Crowhurst’s Bandcamp page is overwhelming. A living depository of the work of prolific Los Angeles artist Jay Gambit, it represents several years of releases, issued at an average rate of about one per month, with few ideas repeated more than once. Gambit’s primarily an artist who creates via electronics, and pretty abrasive ones at that—some of his earliest releases comprise piercing and wretched noise, the type of thing that takes a particular ear and stomach to withstand, though there’s an evolution that unfolds from the bottom of the page on up, showcasing an increasing focus on collaborative efforts, a remix compilation here and there, and an occasional glimpse at Gambit’s sense of humor (there’s a release called Fuck You Bono, for instance). But right at the top is where we find Crowhurst completing that evolution from prolific one-man noise machine to proper band, his most recent release II revealing what happens when a team of ringers joins him in the studio to produce a proper metal album.
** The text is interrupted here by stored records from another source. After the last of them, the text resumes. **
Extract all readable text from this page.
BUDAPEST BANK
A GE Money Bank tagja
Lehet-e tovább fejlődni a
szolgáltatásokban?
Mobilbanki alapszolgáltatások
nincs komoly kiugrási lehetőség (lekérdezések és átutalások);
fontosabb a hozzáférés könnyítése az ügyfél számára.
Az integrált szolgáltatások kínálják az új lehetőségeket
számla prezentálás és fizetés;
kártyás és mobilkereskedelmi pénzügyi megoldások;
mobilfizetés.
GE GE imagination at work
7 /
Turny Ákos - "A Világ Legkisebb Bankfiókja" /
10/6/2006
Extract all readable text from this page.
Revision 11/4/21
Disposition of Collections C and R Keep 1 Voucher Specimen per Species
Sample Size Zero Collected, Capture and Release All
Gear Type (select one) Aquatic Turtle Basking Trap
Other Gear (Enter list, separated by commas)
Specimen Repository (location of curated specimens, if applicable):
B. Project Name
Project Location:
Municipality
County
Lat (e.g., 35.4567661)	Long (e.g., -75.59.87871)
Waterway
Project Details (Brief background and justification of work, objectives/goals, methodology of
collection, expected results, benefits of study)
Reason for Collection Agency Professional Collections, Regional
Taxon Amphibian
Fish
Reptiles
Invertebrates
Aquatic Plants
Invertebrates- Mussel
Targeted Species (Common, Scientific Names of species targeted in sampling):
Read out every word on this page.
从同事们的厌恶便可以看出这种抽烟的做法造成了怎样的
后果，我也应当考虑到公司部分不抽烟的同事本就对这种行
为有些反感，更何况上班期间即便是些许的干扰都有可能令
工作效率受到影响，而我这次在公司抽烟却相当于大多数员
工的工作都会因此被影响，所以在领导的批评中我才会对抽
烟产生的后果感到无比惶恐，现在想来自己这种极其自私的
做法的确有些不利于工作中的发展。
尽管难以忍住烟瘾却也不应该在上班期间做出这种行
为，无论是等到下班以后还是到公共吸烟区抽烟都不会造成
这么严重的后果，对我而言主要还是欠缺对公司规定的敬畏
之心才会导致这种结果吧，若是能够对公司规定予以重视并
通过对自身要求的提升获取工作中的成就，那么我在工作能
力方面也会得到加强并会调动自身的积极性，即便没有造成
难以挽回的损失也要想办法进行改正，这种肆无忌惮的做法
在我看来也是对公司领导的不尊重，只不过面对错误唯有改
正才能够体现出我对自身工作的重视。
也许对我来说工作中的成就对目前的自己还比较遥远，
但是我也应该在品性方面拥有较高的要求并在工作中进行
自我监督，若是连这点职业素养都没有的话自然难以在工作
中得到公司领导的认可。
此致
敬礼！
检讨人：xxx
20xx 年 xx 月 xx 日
Metal is a fairly general term for II, which features Gambit collaborating with members of Caina and Aevangelist. It’s tortured and raw, rife with grinding chords and shrieks of distortion. In that sense, it’s a natural extension of what Gambit does. The slow trudge of opening track “Cold Sweat” evades any easy melody, building up a heady steam of feedback and drone, with a rapidly quickening drum pulse to heighten the intensity, even when the visibility remains low. With “Take This Pain Away,” however, Gambit and company fully give themselves to doom, the track’s lurching rhythm and menacing minor-key groans drawing parallels to the best of Thou’s recent paeans to pain.
Crowhurst aren’t averse to pursuing more accessible, melody-driven dirges, however. In fact, when Gambit’s songwriting instincts draw him closer to real hooks, the results can be pretty awesome, be it on the goth-industrial vibes of “No Saviors” or the Unsane-style noise-blues of “The End.” The album’s true stunner, and undoubtedly scariest moment, happens in the final 13 minutes, titled “Dried Blood and Old Earth.” It’s a slow moving creature, menacing without being so outwardly aggressive. It takes time to fully take shape, but when it does, it’s more of an avant garde piece of dissonance than outright metal. It’s both horrific and beautiful, more Scott Walker than Sabbath, and it takes a rare and special sort of metal act to attempt something so brazenly weird and complex. Then again, depending on how you care to classify Crowhurst, their identity as a metal band is only one small piece of an intricate and mysterious mosaic.